Miss Telemaque said children do best with a mother and a father in their home, and said across-the-board statements in the media about members of her generation supporting same-sex marriage are “false.”

She said most conversations she had with people on the other side of the issue had been civil, though she added she was frustrated when they bring issues not dealing with marriage into the conversation.

“Those other issues are not what I am here for,” Miss Telemaque said.

Crowds estimated in the thousands lined the long block and filled the street in front of the Supreme Court. Officials with the U.S. Capitol police force did not give an estimate about the size of the crowd.

Antonia Arnautaki, 17, and Kyra Bell, 18, of Vienna, said it was important for them to spend part of their spring break showing their support for same-sex marriage.
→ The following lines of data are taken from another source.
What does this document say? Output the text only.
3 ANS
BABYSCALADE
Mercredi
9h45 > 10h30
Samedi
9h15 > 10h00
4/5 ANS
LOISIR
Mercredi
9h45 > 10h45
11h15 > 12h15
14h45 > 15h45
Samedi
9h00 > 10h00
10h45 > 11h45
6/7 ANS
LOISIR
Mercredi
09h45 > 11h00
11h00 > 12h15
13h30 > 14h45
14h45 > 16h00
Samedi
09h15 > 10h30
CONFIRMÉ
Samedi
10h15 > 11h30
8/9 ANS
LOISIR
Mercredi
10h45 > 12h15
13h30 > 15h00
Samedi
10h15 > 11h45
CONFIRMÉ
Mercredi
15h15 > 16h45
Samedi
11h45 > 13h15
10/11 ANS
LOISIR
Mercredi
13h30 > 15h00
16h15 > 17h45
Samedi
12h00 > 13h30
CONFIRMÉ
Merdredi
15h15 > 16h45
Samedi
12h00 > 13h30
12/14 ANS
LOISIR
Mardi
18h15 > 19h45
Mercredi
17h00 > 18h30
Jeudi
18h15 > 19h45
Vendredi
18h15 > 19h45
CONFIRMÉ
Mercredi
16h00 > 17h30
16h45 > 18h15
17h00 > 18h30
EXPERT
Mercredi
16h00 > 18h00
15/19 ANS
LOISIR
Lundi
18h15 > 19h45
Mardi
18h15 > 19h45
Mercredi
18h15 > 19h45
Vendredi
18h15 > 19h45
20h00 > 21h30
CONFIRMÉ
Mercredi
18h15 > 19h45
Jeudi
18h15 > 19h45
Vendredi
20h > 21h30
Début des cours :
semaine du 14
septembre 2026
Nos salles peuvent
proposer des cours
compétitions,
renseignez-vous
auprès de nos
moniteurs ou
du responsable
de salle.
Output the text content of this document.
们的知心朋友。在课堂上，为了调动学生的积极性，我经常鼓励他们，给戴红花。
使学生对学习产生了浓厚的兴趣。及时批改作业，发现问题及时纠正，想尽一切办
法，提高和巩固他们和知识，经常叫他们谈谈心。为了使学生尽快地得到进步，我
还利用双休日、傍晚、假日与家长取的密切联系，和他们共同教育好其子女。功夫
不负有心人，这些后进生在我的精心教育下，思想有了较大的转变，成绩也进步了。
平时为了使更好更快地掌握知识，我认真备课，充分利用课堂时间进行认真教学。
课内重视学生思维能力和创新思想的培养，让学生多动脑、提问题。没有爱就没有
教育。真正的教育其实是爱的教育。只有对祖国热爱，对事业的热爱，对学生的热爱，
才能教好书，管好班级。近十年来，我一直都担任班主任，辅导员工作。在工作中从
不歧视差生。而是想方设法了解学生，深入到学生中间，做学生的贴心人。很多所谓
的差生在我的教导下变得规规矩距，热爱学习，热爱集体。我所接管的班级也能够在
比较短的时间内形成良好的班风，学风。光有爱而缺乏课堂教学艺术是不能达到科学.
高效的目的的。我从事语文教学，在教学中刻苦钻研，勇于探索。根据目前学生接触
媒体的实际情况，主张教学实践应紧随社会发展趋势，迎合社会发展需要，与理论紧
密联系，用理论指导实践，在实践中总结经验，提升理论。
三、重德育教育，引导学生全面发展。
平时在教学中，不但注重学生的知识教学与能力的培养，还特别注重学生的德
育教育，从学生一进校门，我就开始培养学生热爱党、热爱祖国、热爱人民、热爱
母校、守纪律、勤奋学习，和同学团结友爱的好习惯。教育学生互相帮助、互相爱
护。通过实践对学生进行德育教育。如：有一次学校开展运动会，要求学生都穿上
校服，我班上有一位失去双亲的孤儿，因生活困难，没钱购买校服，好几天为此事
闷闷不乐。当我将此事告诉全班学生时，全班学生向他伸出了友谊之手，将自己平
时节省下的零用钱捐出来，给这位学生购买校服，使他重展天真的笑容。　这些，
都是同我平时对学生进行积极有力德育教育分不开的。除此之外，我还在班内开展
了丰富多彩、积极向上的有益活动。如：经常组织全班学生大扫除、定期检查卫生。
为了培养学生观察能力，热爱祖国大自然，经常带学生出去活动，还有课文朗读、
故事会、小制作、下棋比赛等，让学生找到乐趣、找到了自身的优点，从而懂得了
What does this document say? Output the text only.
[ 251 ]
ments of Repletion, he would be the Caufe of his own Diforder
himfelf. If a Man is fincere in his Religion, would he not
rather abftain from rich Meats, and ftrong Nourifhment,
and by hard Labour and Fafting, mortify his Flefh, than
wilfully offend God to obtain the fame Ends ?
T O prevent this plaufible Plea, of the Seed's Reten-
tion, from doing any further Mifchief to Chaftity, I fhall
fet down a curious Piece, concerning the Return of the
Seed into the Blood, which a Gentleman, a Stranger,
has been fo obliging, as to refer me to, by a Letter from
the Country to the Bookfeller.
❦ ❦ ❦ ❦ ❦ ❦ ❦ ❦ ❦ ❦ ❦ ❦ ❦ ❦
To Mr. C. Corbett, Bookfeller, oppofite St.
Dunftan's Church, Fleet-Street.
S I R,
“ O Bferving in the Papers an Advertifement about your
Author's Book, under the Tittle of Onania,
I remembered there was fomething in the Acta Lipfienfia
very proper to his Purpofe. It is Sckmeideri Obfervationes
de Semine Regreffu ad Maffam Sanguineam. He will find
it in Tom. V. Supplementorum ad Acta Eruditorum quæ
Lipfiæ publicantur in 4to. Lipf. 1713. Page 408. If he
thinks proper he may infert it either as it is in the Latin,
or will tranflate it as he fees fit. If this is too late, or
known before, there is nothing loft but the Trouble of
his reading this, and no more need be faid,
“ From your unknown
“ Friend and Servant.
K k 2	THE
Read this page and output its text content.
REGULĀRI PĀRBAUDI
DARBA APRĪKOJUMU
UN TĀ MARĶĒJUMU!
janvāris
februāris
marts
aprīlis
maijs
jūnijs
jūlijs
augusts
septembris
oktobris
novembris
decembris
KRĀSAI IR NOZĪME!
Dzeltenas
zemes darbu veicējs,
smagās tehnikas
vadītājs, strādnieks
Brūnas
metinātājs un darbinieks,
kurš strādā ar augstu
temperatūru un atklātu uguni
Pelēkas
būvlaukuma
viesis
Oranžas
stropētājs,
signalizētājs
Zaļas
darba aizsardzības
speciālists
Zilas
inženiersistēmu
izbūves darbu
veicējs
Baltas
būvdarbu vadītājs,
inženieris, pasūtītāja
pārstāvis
The two are co-presidents of their high school’s Amnesty International chapter and also officers in their school’s Gay-Straight Alliance.

Miss Bell said she sees same-sex marriage as a civil right. Even people who do not agree, she said, should not oppose the legalization of same-sex marriage because it does not force religious groups to perform same-sex marriage ceremonies.

“It is clear to us,” Antonia said. “I can’t believe we have to go to the Supreme Court to get equal rights to marriage.”

The child of a single parent who says she is happy with how she was raised, she sees no problem for children raised by a same-sex couple.

“But I understand that I am missing out on things I would have had if I had two parents, even if that other parent was another mom,” she said.

LaSaundra Morgan, 36, a single mother of five, said she came from North Carolina to protest same-sex marriage. “We love them, we just don’t agree with their perspective,” said Ms. Morgan about the pro-gay marriage activists around her.Ms. Morgan said she felt it was important for her children to have a correct understanding of marriage.

Although there were reports of shouting matches and direct one-on-one confrontations in the competing demonstrations, Ms. Morgan said most people she had met on both sides of the issue had been civil with one another.